ABILENE, Texas - Abilene police will soon team up with various law enforcement agencies to combat drunk driving.
In 2012, KTXS worked with APD and other local organizations to put together an anti-DWI slogan contest. The winning slogan was "Stay Alive, Don't Drink and Drive."
Recently, the Zach Robinson Memorial Foundation purchased 5,000 poker chips with the slogan. The foundation was created in memory of Cooper High School graduate Zach Robinson, who was killed by a drunk driver in 2006.
"It's not alcohol that's our battle, it's drinking and driving really at any age," Matt Robinson, Zach's father, said. "In Zach's case it was underage drinking and driving. But at any age, it's such a danger to themselves and to innocent people."
Of the 5,000 chips, 1,500 were given to Abilene police. Police Chief Stan Standridge said APD will partner with the Taylor County Sheriff's Office, Dyess Air Force Base, the Department of Public Safety and the Texas Alcoholic Beverage Commission to hand out the poker chips to patrons at local bars and remind them to not drive drunk.
"We're going to invade that culture and try to reach toward changing the culture from when they leave that establishment to getting behind the wheel when they're intoxicated. We can no longer do it that way," Standridge said. "Lives are at stake, including their own."
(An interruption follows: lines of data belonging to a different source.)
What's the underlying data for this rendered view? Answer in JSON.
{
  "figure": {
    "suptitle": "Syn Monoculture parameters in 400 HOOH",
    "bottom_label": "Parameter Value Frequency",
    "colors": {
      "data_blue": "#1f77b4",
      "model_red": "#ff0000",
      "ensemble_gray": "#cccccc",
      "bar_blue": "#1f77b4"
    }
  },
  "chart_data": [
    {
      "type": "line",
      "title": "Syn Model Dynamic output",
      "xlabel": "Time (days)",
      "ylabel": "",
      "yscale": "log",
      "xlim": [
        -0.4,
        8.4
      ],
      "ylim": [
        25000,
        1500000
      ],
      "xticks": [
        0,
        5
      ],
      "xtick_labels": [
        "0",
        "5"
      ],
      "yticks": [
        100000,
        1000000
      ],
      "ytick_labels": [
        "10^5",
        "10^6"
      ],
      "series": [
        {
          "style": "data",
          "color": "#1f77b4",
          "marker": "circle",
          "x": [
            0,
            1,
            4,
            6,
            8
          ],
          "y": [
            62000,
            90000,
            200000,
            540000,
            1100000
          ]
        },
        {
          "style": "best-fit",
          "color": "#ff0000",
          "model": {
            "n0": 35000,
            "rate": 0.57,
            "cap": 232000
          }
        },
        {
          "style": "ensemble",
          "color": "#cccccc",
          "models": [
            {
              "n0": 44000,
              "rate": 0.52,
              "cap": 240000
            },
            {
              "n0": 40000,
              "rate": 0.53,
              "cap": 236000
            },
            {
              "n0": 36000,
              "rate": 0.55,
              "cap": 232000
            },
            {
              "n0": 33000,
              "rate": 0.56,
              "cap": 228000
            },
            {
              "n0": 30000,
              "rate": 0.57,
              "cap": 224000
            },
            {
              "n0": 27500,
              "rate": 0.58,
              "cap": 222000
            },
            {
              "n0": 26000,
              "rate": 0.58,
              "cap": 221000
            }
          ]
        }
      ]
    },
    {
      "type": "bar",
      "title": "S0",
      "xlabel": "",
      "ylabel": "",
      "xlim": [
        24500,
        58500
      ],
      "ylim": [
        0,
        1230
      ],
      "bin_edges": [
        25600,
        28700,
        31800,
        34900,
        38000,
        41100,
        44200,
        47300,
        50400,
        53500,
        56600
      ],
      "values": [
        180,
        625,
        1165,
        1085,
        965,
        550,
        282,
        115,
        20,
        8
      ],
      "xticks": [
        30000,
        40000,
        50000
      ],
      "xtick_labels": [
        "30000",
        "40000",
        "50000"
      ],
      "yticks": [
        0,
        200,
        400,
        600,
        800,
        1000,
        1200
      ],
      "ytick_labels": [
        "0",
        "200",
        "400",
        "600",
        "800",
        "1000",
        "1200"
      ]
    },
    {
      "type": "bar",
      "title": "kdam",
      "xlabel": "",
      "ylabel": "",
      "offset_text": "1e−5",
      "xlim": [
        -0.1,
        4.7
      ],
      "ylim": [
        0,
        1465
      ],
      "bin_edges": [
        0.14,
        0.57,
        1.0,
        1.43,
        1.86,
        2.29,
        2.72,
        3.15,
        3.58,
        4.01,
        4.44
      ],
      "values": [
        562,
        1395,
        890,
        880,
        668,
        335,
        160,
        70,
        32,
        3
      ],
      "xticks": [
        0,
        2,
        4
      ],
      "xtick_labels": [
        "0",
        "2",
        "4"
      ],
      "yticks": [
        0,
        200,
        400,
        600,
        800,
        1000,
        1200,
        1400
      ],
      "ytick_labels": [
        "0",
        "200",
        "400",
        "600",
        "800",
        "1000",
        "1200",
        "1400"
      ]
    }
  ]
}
Standridge said prosecuting drunk drivers is often difficult since jurors typically relate to the crime. He said many people perceive drunk driving as a victimless crime and people need to realize that is not the case.
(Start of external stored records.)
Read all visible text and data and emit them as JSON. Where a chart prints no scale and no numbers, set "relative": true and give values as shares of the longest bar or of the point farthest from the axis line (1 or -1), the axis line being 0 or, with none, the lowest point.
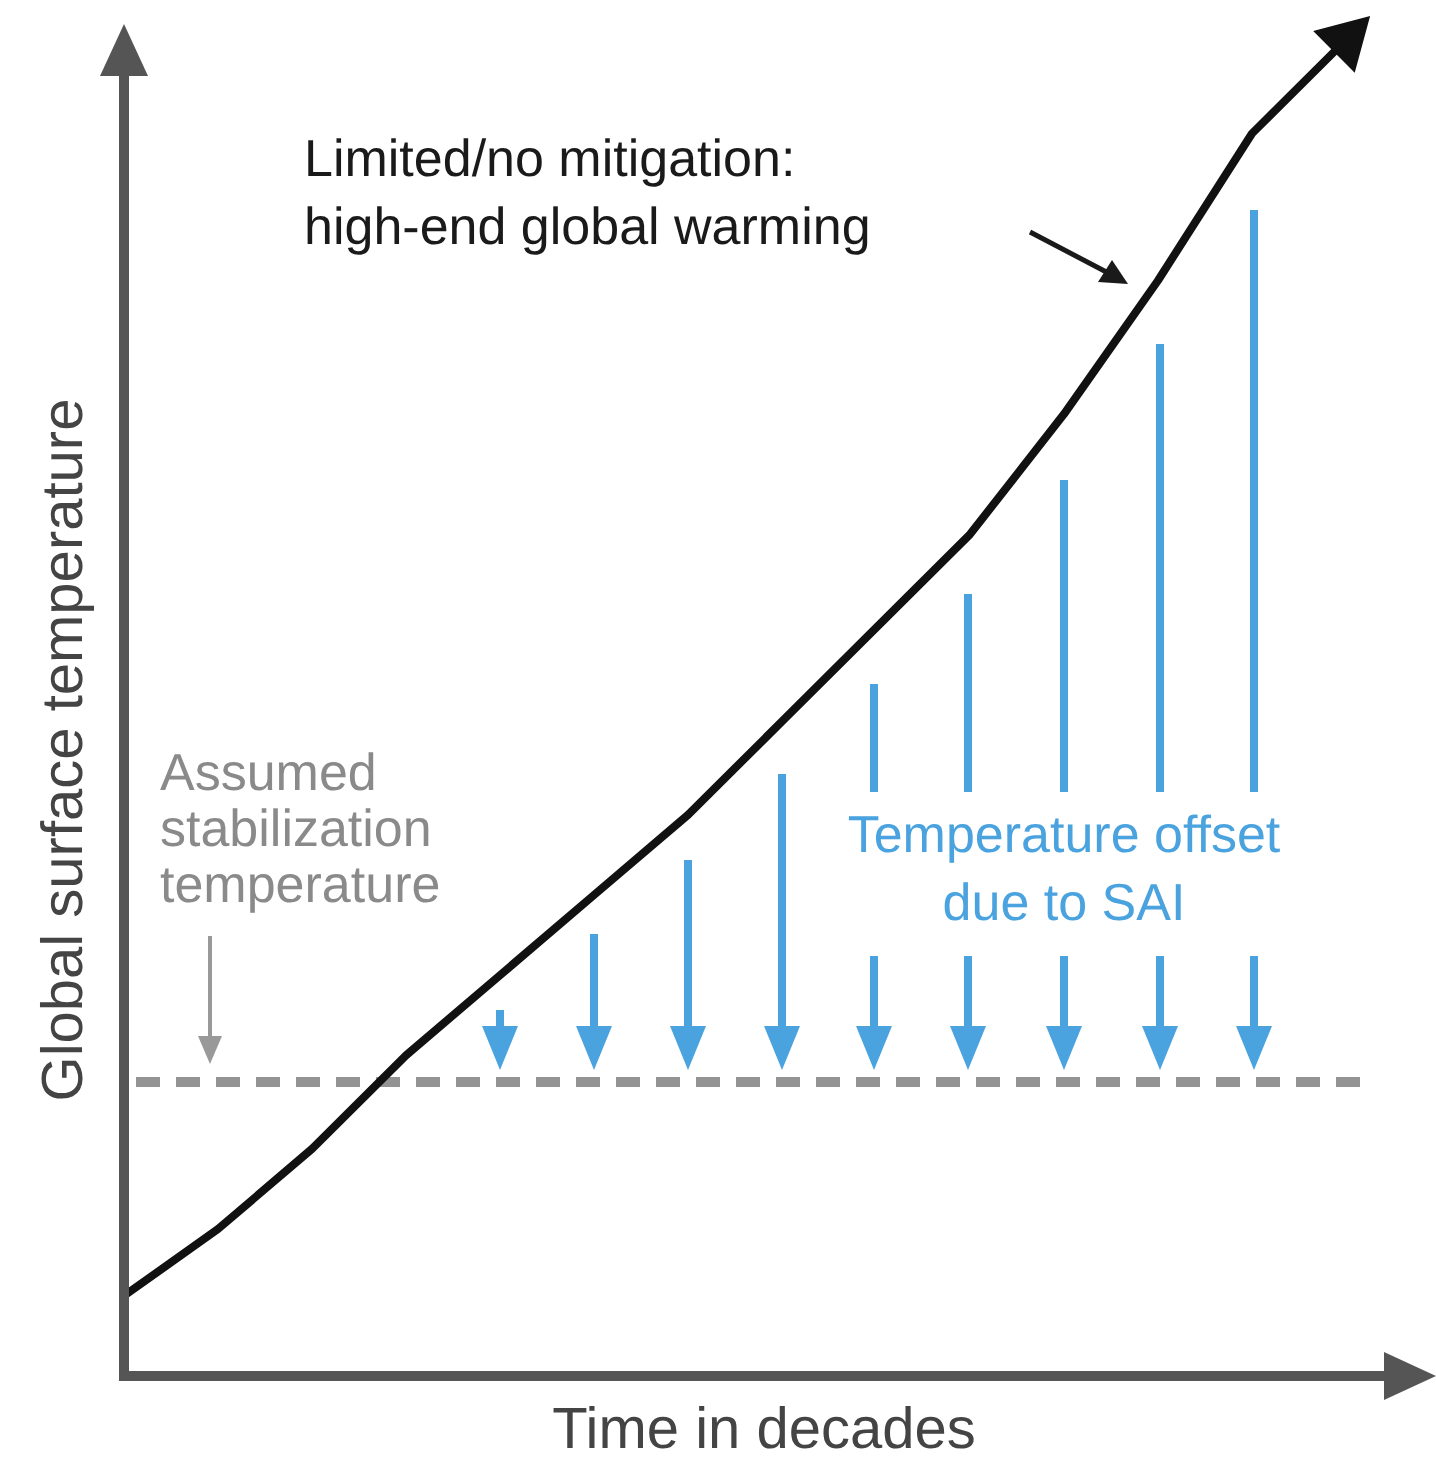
{
  "chart_data": {
    "type": "line",
    "relative": true,
    "ylabel": "Global surface temperature",
    "xlabel": "Time in decades",
    "categories": [
      null,
      null,
      null,
      null,
      null,
      null,
      null,
      null,
      null,
      null,
      null,
      null,
      null,
      null
    ],
    "series": [
      {
        "color": "#111111",
        "values": [
          0.06,
          0.11,
          0.17,
          0.24,
          0.3,
          0.36,
          0.42,
          0.49,
          0.56,
          0.63,
          0.72,
          0.82,
          0.93,
          1.0
        ]
      }
    ],
    "ref_lines": [
      {
        "axis": "y",
        "value": 0.22,
        "label": "Assumed\nstabilization\ntemperature",
        "color": "#939393",
        "line_style": "dashed"
      }
    ],
    "annotations": [
      "Limited/no mitigation:\nhigh-end global warming",
      "Temperature offset\ndue to SAI"
    ],
    "legend": false,
    "grid": false
  }
}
"The person I really want to talk to today is the person who is about to get behind the wheel who is absolutely convinced that he or she is not ‘that drunk.' Well, ‘that drunk' continues to kill people in our community," Standridge said. "We have to get past the mindset of, you know, I had a couple but I'm still fine to drive."
Getting charged with drunk driving can cost thousands of dollars. Abilene police made 414 DWI arrests in 2012. That was a 2 percent increase from 2011. The number of DWI-related fatalities doubled. There were eight DWI-related fatalities in 2012 and four in 2011.